C&S resonates with Contraction & Convergence. Under C&S in a single country, your cashback payment represents your equal share of the nation's carbon footprint. Under Contraction & Convergence it would also come to be your equal share of the world's carbon footprint.
Global Development Rights (GDRs) (see Links) are an elaboration of Contraction & Convergence. The GDR system takes into account several factors in a more complicated way, explicitly looking at development needs, and income distribution within countries. These benefits come at the cost of making for a more complicated system, whereas simple frameworks like C&C are perhaps more powerful in focussing minds on getting agreement.
Finally, back to more general questions, relevant to national or global schemes. If auctioning the permits raises money, why should it be simply given to the population? Aren't there better uses for it?

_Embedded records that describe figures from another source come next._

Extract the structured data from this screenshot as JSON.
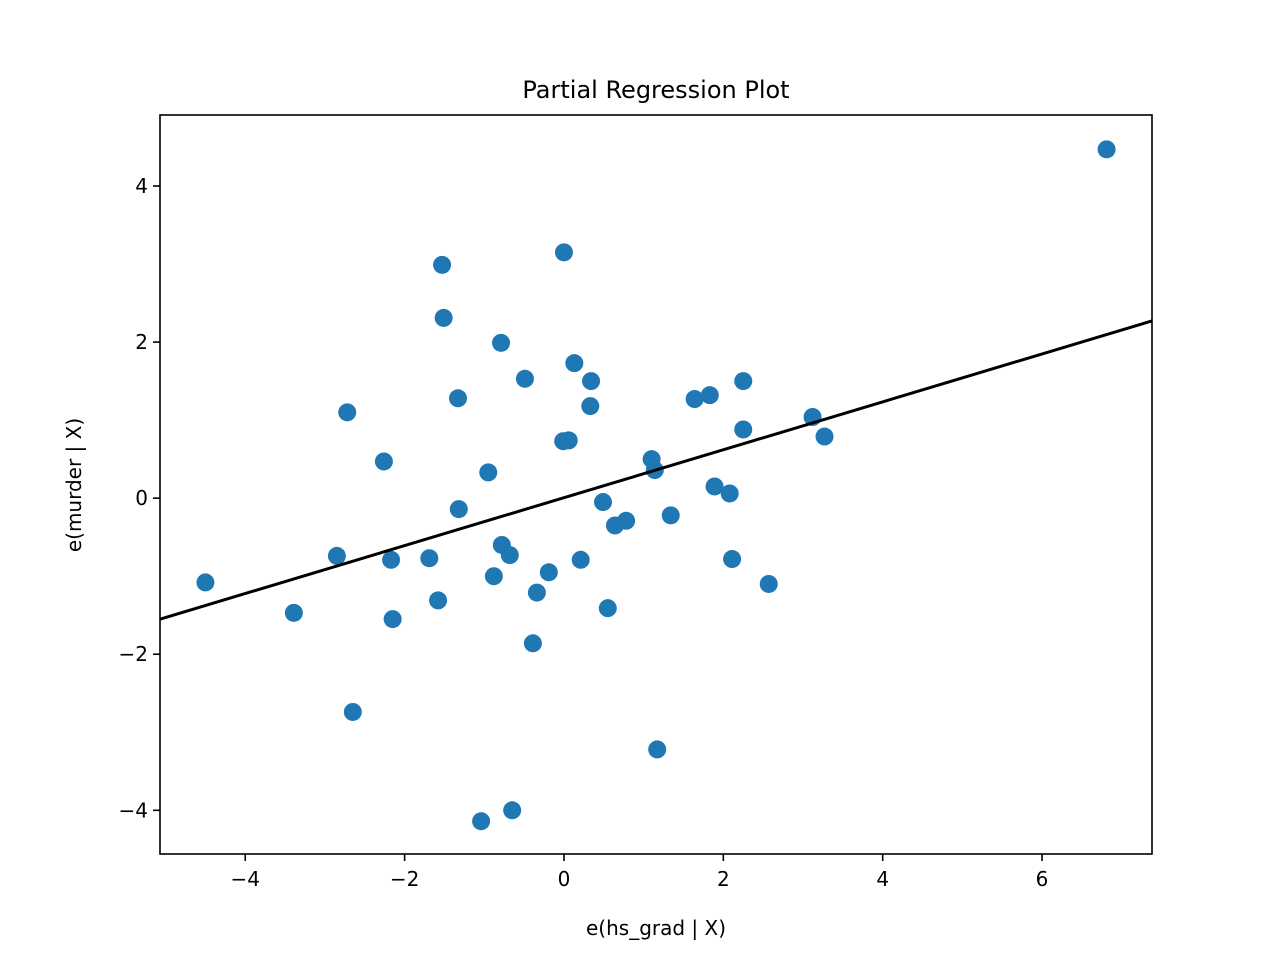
{
  "chart_data": {
    "type": "scatter",
    "title": "Partial Regression Plot",
    "xlabel": "e(hs_grad | X)",
    "ylabel": "e(murder | X)",
    "xlim": [
      -5.07,
      7.38
    ],
    "ylim": [
      -4.56,
      4.91
    ],
    "xticks": [
      -4,
      -2,
      0,
      2,
      4,
      6
    ],
    "yticks": [
      -4,
      -2,
      0,
      2,
      4
    ],
    "xtick_labels": [
      "−4",
      "−2",
      "0",
      "2",
      "4",
      "6"
    ],
    "ytick_labels": [
      "−4",
      "−2",
      "0",
      "2",
      "4"
    ],
    "grid": false,
    "point_color": "#1f77b4",
    "line_color": "#000000",
    "fit_line": {
      "slope": 0.307,
      "intercept": 0.006
    },
    "points": [
      [
        6.81,
        4.47
      ],
      [
        0.0,
        3.15
      ],
      [
        -1.53,
        2.99
      ],
      [
        -1.51,
        2.31
      ],
      [
        -0.79,
        1.99
      ],
      [
        0.13,
        1.73
      ],
      [
        -0.49,
        1.53
      ],
      [
        0.34,
        1.5
      ],
      [
        2.25,
        1.5
      ],
      [
        1.83,
        1.32
      ],
      [
        1.64,
        1.27
      ],
      [
        -1.33,
        1.28
      ],
      [
        0.33,
        1.18
      ],
      [
        -2.72,
        1.1
      ],
      [
        3.12,
        1.04
      ],
      [
        2.25,
        0.88
      ],
      [
        3.27,
        0.79
      ],
      [
        -0.01,
        0.73
      ],
      [
        0.06,
        0.74
      ],
      [
        -2.26,
        0.47
      ],
      [
        1.1,
        0.5
      ],
      [
        1.14,
        0.36
      ],
      [
        -0.95,
        0.33
      ],
      [
        1.89,
        0.15
      ],
      [
        2.08,
        0.06
      ],
      [
        0.49,
        -0.05
      ],
      [
        -1.32,
        -0.14
      ],
      [
        1.34,
        -0.22
      ],
      [
        0.64,
        -0.35
      ],
      [
        0.78,
        -0.29
      ],
      [
        -0.78,
        -0.6
      ],
      [
        -0.68,
        -0.73
      ],
      [
        -2.85,
        -0.74
      ],
      [
        -1.69,
        -0.77
      ],
      [
        -2.17,
        -0.79
      ],
      [
        0.21,
        -0.79
      ],
      [
        2.11,
        -0.78
      ],
      [
        -0.19,
        -0.95
      ],
      [
        -0.88,
        -1.0
      ],
      [
        -4.5,
        -1.08
      ],
      [
        2.57,
        -1.1
      ],
      [
        -0.34,
        -1.21
      ],
      [
        -1.58,
        -1.31
      ],
      [
        -3.39,
        -1.47
      ],
      [
        0.55,
        -1.41
      ],
      [
        -2.15,
        -1.55
      ],
      [
        -0.39,
        -1.86
      ],
      [
        -2.65,
        -2.74
      ],
      [
        1.17,
        -3.22
      ],
      [
        -0.65,
        -4.0
      ],
      [
        -1.04,
        -4.14
      ]
    ]
  }
}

The original Feasta proposal for Cap & Share included an Adaptation Fund, which siphons off some of the money for collective projects. Cap & Prsopser (see above) also has an Adaptation Fund. There's a good argument for this: many of the things an Adaptation Fund might do (building sea walls or whatever) are not the sort of things individuals can do.
On the other hand, rebating most of the money to individuals (it is they who are paying the higher prices after all, which is where the money comes from) would give the scheme more electoral popularity, which might help to get it agreed in the first place.
This is a global scheme proposed by Oliver Tickell in the book 'Kyoto 2' (see Links). It is similar to C&S: it is an upstream system where fossil fuel suppliers are required to have permits to introduce fossil fuels into the (world) economy. But under Kyoto 2, the money from acuctioning these permits would be used to fund mitigation and adaptation projects. That is, it has an Adaptation Fund (see the previous section) which takes 100% of the money, leaving none over for direct distribution to the people.
The pros and cons of this are exactly the same as for the Adaptation Fund in the previous section, except even more so.
It should be stressed again that these approaches are all really variants on the same idea, capping carbon, and that the important thing is to start capping carbon SERIOUSLY, and to get going SOON - the choice of which method we use is less important, as long as it does the job.